“You have to move fast in the Bay Area,” said Mr. Kapoor, agreeing with someone that it was a good idea for Prachi and Avi to snap up the Redwood City house.
“Everything one big race here,” Mrs. Kapoor supplied, with the even breathing of someone who has not been running it herself.
My father sniffed his red—it was the first time I’d seen my parents not scorn alcohol outright, because we were in the company of wealthy Punjabis who took drink seriously. Mr. Kapoor swirled his whiskey. The dinner conversation swarmed with swapped gossip. One can fill in the rest of the clanging of glasses and clacking of silverware and pass-the-paneer-phulka-tacos, how’s-your-cholesterol exchanges that formed the backdrop to the evening’s entertainment:
MY MOTHER: . . . So, see, first Indian I ever heard of coming to America, this family sent him off to college here when he was maybe sixteen.
SANDHYA: So young!
PRACHI: Too young.
MY MOTHER [head shaking]: Much, much too young, yes, anyway! So he’s sixteen and in college, somewhere, say, Maine, maybe Nebraska, I don’t know. And he has no friends. Until these Christian fellows come catch hold of him.
MRS. KAPOOR: They do that.
MY MOTHER: Yaa, yaa. So they say Jesus saves Jesus saves, whatever they say, and then he goes along and becomes one devout Christian. His poor Brahmin mother, so confused when he came home shaking crucifixes and whatnot! Strict vegetarian, she was! And now he’s eating chicken-schmicken. So they took him out of college. And now they decide ki he needs some job. Off he goes to work in the Gulf.
MY FATHER [with affable recognition of the pattern of my mother’s stories]: Ayyo, Ramya.
MY MOTHER: But then guess what happens! These Muslims he’s working with, they catch hold of him and give him beef and all and abhi? He’s one devout Muslim.
[A chorus of laughter. Affectionate eye rolls. Prachi and Avi catching each other’s gazes with stifled giggles. Sufficiently a part of this, sufficiently apart from it.]
MR. KAPOOR: Now, think, such a fellow would not even get into these American colleges.
AVI: What do you mean, Dad?
MRS. KAPOOR: Avinash, he’s just saying, these colleges have it out for our kind now. Very hard for Pratyusha’s children; you can only get into Berkeley as some other minority.
AVI: What do you think, Neil? You TA for all these Berkeley kids, don’t you? Prachi says you’re always writing them letters of recommendation and stuff.
PRACHI [glowing]: My brother is a very popular teacher.
NEIL: I don’t think there’s a shortage of high-achieving Asians at Berkeley, Auntie. Honestly, I wonder if someone told them, “Stop racing, there are too many of you,” if they’d wind up having to do something more interesting with themselves.
SANDHYA: Pinky, I teach, too, you know, eleventh grade, and Neil, they want it for themselves. You tell them they can’t do it, their eyes pop out of their heads.
MRS. KAPOOR: You’re in Fremont, isn’t it? Say, what about these robberies and all?
MR. KAPOOR: Neil, this is a story for you. You must write this. Get him a notebook, Pinky.

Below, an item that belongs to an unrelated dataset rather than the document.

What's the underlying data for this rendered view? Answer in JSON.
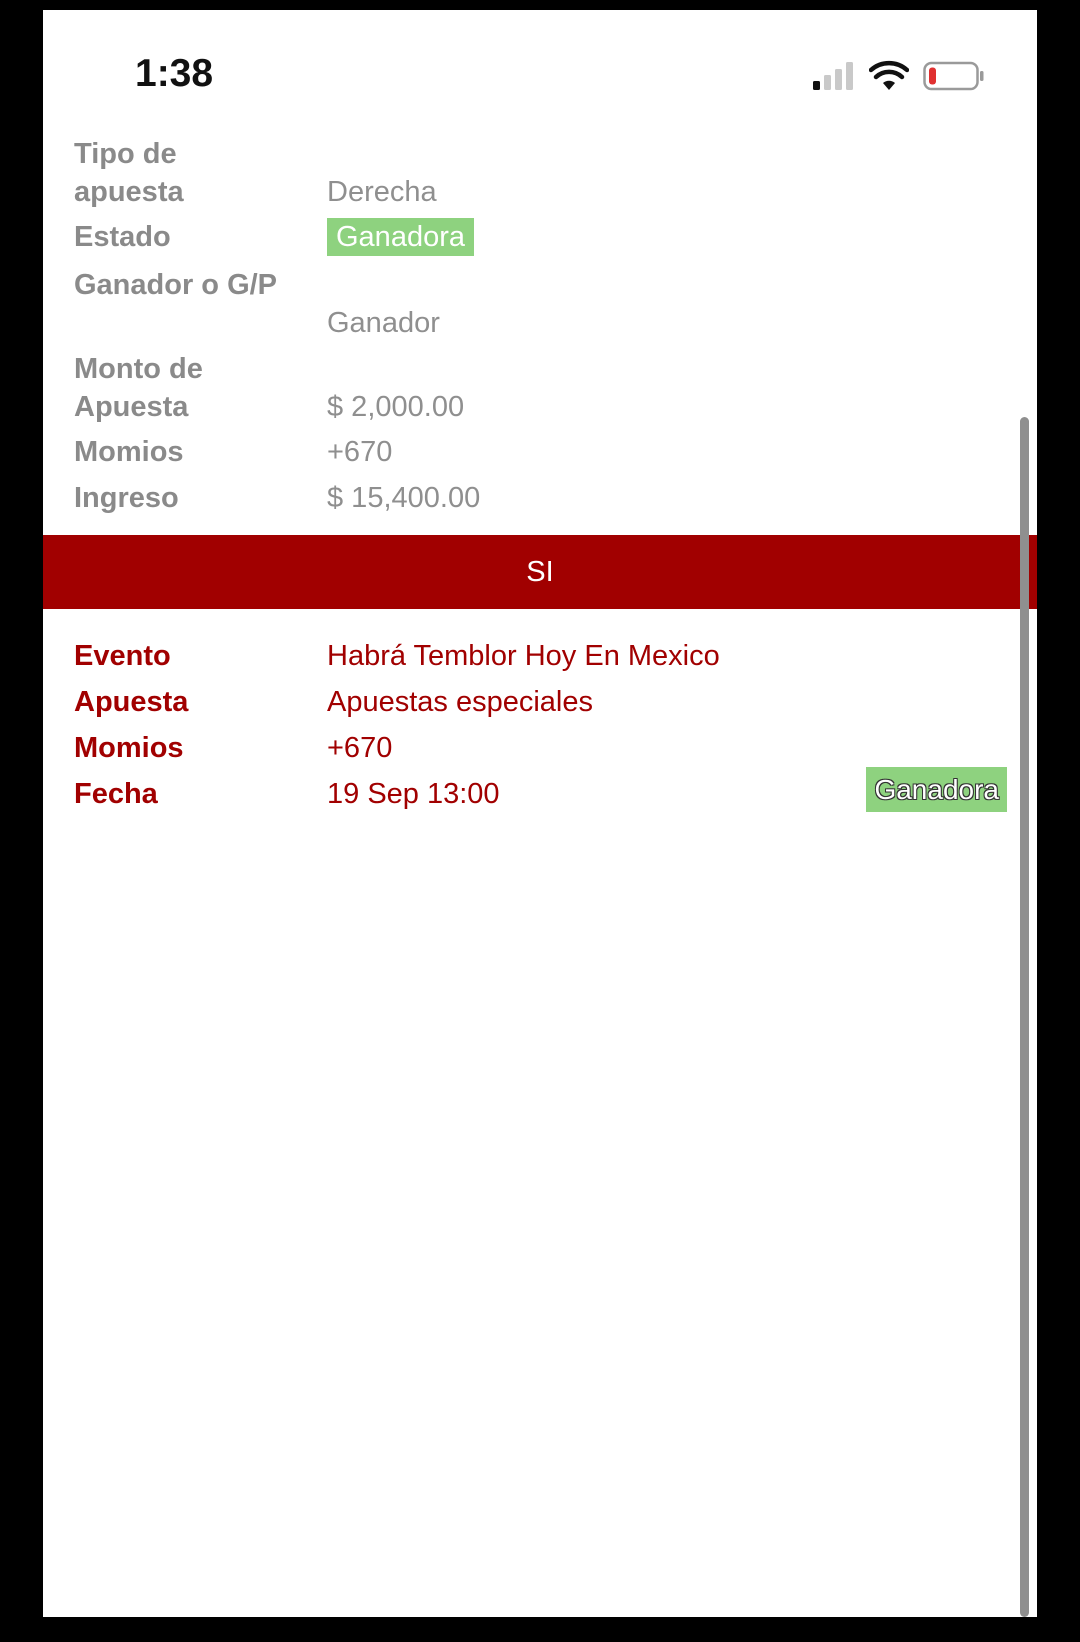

PRACHI: He’s not a journalist, Uncle.
MRS. KAPOOR: Why not try it? We could say we know this Pulitzer fellow Neil Narayan!
NEIL: I’ve considered it.
MY FATHER [concerned]: Journalism?
NEIL: A Pulitzer.
MR. KAPOOR: Point is, Neil, nobody’s telling our stories. I have a colleague, he is a Jew—
AVI: Dad, say Jewish, not a Jew.
MR. KAPOOR: Jewish-Jewish yes, anyway, he is a Jewish. They have their own proper magazines, we have just India Abroad bullshit—excuse me, Pinky, but that is what it is. Neil, why don’t you start up some publication for desis! It’s a good a time for starting up!
MY FATHER: Well, as Prachi is saying, Neil writes history—
MR. KAPOOR: What is history but an explanation for the present!
NEIL: I wouldn’t put it like that.
MY MOTHER: Pinky, you’re talking about gold robberies? This happened in Atlanta, too!
NEIL: In Atlanta? When?
MRS. KAPOOR: See, it’s these Colombian gangster fellows. They come and hold Indians up inside their own homes at gunpoint and they make off with all the gold.
PRACHI: How do they know which houses belong to Indians?
GOPI: Stakeout, must be.
MY MOTHER: No, no, see, I have one other theory. From when it happened all over Atlanta.
MY FATHER: No proof for this theory!
MY MOTHER: You agreed just the other day, Raghu.
MY FATHER [genially]: Did I? [to Mr. Kapoor] Sometimes you have to!
MRS. KAPOOR: What was your theory, Ramya?